A LETTER TO AN ACTIVIST
[newdemocracyworld.org]

Recently I received an email letter from a friend of a friend. This person is a teacher and very active in the fight to change her union. She seemed to me to be experiencing some of the burn-out that sometimes affects us all. ED.

 
Hello, [name]:

You wrote me that:

 << As long as most of the teaching staff on our campuses is white, middle class, and the vast majority of our students in the public schools are people of color from various ethnic backgrounds and from working families and families in crisis, >>

I don't really agree with this as an analysis. I mean, the problem in the schools is not the color of the teachers or even the class background of the teachers, in my opinion. Teachers don't become teachers because they want to fail at teaching; they want to succeed. The problem is that the education system is rigged against teachers and students. It is designed to reproduce and reinforce the system of inequality and class domination of the society. It would have the same outcome no matter what the color or background of the teachers. The problem with an analysis that gives such prominence to the color or background of the teachers, I think, is that it makes teachers the problem and makes them an enemy.

I appreciate you sending me notes on how things are going for you. You and I have never met, and I hope I'm not being presumptuous by offering my viewpoint.

I've been sorry to read how stressed out and isolated you seem to feel. It sounds like you're in a very tough position, and dealing with the union I'm sure is maddening. I don't know if I can say anything that will be helpful to you, except that it's very important to try not to see your colleagues too critically.

I speak from experience. As a young radical professor during the Vietnam war, I was so distraught by the war and so outraged that my colleagues weren't doing much about it that I managed to alienate just about everyone I dealt with. I'm not saying that this is what you're doing, I'm just saying that this is the biggest "occupational hazard" of activists/revolutionaries. We can get so involved in seeing what's wrong—and there's so goddamn much that is wrong—that we can lose sight of the basic goodness of the people around us.

The fact that our friends and colleagues aren't involved in the same ways as we are does not mean that they don't care about the same things or have the same values as we. It may simply mean that they don't see much possibility of change, or maybe they have other things going on in their lives that they have to focus on, or maybe we don't yet have a movement that is really inviting to people, because we are too frantic ourselves about the wrongs that we see and the changes we want to make.

We are living in a very difficult time.

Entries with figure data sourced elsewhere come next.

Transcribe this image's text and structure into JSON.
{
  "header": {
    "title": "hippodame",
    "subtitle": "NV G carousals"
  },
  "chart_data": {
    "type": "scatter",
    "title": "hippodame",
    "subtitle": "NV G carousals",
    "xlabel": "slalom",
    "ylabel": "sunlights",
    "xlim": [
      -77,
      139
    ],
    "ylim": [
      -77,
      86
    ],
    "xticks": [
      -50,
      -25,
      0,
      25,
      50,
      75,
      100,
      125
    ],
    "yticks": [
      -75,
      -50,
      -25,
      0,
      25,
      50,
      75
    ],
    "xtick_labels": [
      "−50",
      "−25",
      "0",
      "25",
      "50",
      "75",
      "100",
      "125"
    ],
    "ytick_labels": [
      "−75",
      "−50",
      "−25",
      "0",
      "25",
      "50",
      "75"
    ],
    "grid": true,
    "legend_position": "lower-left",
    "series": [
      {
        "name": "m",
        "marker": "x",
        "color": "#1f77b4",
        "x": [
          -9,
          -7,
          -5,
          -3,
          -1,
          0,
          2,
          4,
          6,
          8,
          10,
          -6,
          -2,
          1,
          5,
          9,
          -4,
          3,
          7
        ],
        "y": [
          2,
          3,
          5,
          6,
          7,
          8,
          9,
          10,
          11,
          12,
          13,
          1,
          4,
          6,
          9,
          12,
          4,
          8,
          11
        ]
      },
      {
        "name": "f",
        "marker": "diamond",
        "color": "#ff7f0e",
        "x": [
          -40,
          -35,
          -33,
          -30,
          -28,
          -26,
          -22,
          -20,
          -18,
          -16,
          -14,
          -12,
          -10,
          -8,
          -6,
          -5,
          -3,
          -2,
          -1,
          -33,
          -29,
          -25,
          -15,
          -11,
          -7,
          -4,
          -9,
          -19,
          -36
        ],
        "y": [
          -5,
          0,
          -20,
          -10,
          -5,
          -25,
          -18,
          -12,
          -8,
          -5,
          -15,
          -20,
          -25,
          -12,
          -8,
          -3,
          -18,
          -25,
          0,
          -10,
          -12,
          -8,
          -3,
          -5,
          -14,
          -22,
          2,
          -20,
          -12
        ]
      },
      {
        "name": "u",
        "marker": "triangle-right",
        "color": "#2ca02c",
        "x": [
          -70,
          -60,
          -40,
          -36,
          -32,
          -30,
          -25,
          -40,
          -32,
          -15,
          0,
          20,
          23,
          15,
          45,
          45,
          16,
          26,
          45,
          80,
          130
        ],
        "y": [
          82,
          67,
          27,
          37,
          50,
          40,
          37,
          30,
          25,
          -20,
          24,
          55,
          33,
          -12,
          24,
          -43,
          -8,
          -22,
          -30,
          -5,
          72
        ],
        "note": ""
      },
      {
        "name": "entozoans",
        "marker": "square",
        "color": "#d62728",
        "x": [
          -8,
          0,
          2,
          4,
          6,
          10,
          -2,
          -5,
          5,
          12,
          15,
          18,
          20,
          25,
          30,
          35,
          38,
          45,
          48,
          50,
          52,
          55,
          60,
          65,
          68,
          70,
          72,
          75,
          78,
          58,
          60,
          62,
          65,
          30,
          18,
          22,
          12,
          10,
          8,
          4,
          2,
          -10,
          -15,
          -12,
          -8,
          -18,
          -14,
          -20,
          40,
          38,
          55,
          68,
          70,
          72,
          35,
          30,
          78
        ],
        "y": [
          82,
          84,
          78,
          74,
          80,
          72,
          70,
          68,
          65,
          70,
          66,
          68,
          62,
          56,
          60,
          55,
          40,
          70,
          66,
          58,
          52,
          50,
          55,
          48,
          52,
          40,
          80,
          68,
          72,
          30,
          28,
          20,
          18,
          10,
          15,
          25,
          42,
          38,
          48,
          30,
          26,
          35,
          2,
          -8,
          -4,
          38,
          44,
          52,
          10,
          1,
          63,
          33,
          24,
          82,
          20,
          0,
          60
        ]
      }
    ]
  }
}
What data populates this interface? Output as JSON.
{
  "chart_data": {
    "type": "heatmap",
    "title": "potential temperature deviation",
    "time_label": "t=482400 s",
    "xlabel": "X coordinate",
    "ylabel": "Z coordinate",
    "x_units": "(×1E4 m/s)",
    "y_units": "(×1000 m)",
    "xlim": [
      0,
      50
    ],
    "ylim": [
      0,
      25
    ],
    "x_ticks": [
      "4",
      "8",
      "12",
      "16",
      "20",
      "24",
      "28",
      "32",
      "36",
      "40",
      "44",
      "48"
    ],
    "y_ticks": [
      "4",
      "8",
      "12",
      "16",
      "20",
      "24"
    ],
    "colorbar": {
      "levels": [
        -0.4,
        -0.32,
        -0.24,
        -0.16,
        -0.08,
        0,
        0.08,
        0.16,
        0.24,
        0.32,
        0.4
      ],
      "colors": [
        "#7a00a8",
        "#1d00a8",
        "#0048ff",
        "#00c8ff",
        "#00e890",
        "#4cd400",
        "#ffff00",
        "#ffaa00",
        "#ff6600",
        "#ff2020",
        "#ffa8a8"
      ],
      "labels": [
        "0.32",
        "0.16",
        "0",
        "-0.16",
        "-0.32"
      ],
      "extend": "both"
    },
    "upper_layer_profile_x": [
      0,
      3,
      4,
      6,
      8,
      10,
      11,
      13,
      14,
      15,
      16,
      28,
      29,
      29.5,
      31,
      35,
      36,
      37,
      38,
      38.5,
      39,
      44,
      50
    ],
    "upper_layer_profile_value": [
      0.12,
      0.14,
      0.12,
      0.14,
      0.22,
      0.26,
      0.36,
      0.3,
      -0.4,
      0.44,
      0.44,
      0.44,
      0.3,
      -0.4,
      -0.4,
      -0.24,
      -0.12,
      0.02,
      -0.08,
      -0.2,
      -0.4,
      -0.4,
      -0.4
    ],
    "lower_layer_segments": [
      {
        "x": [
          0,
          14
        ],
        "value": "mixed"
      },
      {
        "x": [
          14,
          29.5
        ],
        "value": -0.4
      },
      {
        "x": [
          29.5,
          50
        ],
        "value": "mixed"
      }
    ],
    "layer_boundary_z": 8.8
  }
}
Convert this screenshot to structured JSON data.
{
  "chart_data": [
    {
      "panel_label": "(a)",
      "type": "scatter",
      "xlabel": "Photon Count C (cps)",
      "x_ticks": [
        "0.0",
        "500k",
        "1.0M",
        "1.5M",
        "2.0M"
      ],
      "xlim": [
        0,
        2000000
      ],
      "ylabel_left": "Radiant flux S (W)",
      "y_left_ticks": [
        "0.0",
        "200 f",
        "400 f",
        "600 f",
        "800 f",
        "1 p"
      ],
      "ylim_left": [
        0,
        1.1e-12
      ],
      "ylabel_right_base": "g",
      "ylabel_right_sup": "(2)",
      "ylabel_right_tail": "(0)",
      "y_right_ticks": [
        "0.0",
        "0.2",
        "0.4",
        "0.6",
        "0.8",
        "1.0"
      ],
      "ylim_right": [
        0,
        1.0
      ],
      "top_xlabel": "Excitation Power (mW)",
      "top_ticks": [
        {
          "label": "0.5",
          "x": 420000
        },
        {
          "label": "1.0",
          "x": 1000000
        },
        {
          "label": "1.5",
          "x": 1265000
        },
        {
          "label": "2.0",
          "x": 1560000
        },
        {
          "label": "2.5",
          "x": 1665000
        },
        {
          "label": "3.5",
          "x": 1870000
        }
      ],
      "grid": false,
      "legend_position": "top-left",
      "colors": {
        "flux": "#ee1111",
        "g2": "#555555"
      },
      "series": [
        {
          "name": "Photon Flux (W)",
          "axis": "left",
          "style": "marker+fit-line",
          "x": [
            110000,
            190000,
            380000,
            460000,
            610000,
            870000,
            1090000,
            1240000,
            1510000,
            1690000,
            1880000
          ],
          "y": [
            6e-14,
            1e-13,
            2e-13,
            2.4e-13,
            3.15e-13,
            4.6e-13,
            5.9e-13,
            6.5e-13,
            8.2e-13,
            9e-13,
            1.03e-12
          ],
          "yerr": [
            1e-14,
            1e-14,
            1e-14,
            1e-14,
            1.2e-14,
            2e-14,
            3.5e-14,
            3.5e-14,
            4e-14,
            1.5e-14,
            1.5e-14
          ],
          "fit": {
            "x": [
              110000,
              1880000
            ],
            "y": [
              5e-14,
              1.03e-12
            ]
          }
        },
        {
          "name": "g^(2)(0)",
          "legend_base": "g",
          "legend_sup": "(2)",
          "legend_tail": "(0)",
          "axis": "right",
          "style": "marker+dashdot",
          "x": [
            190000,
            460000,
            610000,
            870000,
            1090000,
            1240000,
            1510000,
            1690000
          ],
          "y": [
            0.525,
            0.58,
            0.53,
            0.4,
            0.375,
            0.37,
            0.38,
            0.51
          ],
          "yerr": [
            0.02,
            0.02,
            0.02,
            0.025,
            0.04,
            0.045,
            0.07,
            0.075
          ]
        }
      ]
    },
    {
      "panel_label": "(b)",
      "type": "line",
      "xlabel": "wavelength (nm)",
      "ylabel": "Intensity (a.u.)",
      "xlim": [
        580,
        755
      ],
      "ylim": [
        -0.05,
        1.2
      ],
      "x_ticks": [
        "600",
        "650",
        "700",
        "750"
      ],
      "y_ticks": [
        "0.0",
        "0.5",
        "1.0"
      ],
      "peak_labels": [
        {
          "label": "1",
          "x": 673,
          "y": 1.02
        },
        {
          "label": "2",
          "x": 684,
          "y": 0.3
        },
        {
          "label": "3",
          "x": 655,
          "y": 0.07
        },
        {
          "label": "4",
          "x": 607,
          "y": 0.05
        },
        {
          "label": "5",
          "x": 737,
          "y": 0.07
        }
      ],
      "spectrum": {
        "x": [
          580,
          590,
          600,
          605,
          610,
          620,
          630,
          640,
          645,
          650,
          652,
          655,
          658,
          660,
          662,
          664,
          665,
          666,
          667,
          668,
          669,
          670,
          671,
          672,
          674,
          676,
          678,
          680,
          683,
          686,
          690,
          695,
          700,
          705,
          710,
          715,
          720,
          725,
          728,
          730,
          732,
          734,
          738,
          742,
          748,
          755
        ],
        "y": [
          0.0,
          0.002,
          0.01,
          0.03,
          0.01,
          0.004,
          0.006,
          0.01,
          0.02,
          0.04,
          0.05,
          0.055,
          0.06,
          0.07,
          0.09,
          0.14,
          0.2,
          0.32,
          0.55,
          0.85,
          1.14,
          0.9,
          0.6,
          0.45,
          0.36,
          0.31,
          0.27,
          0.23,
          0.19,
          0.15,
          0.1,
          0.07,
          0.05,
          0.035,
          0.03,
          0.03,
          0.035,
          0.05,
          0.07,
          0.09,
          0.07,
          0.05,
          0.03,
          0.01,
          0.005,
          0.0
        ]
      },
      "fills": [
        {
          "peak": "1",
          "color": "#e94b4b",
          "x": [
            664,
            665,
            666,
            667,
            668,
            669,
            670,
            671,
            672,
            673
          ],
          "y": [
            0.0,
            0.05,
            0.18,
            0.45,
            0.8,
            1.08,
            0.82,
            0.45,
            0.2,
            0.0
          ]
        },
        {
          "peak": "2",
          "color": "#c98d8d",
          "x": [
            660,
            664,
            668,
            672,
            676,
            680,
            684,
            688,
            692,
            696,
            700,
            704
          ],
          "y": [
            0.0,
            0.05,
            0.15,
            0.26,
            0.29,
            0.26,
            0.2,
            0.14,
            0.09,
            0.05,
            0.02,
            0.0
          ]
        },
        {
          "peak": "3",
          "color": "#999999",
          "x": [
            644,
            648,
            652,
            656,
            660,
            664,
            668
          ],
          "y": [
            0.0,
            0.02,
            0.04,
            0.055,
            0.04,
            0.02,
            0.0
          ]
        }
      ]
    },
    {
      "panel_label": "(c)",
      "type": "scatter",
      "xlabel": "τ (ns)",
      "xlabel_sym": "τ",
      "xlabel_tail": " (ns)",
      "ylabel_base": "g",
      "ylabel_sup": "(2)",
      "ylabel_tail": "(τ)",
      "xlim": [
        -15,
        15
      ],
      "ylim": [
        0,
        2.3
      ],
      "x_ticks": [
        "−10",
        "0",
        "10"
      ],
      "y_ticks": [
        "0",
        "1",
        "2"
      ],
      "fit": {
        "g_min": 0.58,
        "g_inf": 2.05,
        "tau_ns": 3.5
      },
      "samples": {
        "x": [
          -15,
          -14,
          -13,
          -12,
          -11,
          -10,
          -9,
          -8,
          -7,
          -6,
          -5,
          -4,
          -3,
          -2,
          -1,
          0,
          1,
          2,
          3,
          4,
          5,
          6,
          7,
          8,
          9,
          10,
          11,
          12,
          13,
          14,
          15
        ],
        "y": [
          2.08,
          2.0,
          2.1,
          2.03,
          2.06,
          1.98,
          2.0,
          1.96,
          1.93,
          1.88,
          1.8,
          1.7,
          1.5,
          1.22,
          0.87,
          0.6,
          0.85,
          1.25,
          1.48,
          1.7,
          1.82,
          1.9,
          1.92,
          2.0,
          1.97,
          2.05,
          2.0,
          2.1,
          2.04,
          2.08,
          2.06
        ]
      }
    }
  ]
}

The revolutionary movements of the past have failed, and while the necessity for revolution seems ever more obvious to so many of us, the possibility of revolution seems very remote to most people. People like you and me and Gregg Shotwell and Tom Laney and others have a special task, which is historically very important. That task is to help find the basis for hope for a new world which can help inspire a new movement. I think it's pretty clear that we're not going to find that inspiration in a text of Marx or some other revolutionary thinker from the past. We have to find that inspiration in our own lives and in the lives of the people around us—our students, our colleagues, our families, the very people whom we may find maddeningly frustrating at times (and who no doubt find us maddening too). Finding our inspiration in other people is absolutely essential to the creation of a new revolutionary movement, and it's essential also, in my experience, to our personal salvation. Without it we are lost.

A few years ago, when three or four of us in Boston were talking together and were first starting New Democracy, we concluded that "revolutions are built on hope, and the basis of hope is confidence in other people." We also decided that we couldn't just be experts on what's wrong. Our most important task as revolutionaries is to see the good in people and in their lives. That's the only place we're really going to find hope.

We're all of us in this fight for the long haul. We all need friendships and relationships we feel safe with and can rely on. It's very clear that you feel a lot of stress right now. If I can offer some advice, I would say just focus for awhile on making and building friendships. You must teach with some good people. Forget about "politics." Or rather, if you truly believe as I do that "the personal is political," just concentrate on repairing relationships with your fellow teachers, gaining their confidence, learning from them, hearing more about what their concerns are, what their hopes are. Be a friend.

As I say, I hope I'm not being presumptuous. I don't know if this makes any sense, but I hope it does and that it is of some use to you. You have my very best wishes. Hang in there.